What do you mean by “doesn’t work”? Do you have reason to believe that your model is actually feasible, at least if properly implemented?


(EHTISHAM ASGHAR) #5

Hi Mark!
I have a query related to the product of continuous and binary variables at different times intervals.
My original constraint looks like this;

for t = 1:T-1
X(t+1) = X(t) - X(t)*b(t+1) ------------- (Original Eq:)
end
The above equation dictates how X evolves over time t.
In above equation, X is a continuous and b is binary variable, so the constraint is clearly non-convex and violet the CVX rule set.
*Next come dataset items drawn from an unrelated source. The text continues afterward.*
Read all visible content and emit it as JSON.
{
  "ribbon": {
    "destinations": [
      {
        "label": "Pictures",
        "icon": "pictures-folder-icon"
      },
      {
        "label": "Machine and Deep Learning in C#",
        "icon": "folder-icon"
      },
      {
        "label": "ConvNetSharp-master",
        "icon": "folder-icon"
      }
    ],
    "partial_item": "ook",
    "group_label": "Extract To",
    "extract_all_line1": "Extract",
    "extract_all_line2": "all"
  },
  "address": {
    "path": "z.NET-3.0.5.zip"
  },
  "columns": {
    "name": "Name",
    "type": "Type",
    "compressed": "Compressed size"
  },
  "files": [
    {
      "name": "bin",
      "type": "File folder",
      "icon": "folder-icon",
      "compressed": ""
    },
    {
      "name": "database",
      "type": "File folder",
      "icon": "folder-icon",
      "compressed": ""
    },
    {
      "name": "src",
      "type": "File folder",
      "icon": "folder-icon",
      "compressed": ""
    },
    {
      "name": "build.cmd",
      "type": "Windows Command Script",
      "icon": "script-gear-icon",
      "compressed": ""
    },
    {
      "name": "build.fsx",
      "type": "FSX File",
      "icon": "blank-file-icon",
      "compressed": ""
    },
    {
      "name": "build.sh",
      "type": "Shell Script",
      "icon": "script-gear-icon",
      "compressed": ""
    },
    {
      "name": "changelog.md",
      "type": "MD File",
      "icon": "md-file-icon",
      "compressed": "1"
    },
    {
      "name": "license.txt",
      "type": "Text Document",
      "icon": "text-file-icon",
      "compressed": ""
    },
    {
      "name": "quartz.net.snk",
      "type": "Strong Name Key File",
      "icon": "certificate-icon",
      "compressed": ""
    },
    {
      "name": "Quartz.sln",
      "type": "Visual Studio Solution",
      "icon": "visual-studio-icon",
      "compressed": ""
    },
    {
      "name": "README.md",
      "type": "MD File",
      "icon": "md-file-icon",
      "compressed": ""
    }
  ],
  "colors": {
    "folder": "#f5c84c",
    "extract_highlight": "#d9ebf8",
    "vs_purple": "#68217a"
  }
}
I used the following trick to make the problem comply with “DCP rule set”;
Let A = X(t)*b(t+1) then we have;

      A(t)  <= U*b(t+1)
      A(t)  >= L*b(t+1)
      A(t)  <= X(t) - L*(1 - b(t+1))
      A(t)  >= X(t) - U*(1 - b(t+1))

(Note: these four inequalities are outside above mentioned “for loop” for original equation)
Where U and L are upper and lower bound of X.
Now “Original equation” becomes;
X(t+1) = X(t) - A(t) this is now in compliant with DCP ruleset and can be programmed using CVX.
But I don’t know how do I do it???

Thanks in advance!
Shami


(Mark L. Stone) #6

If it is compliant with DCP ruleset and can be programmed using CVX, then what do you not know how to do? Either put the constraints in a for loop, or redefine (shift) b so that your variables in the constraints will be in terms of index t, thereby allowing you to avoid use of a for loop and avoid explicit mention of the indices…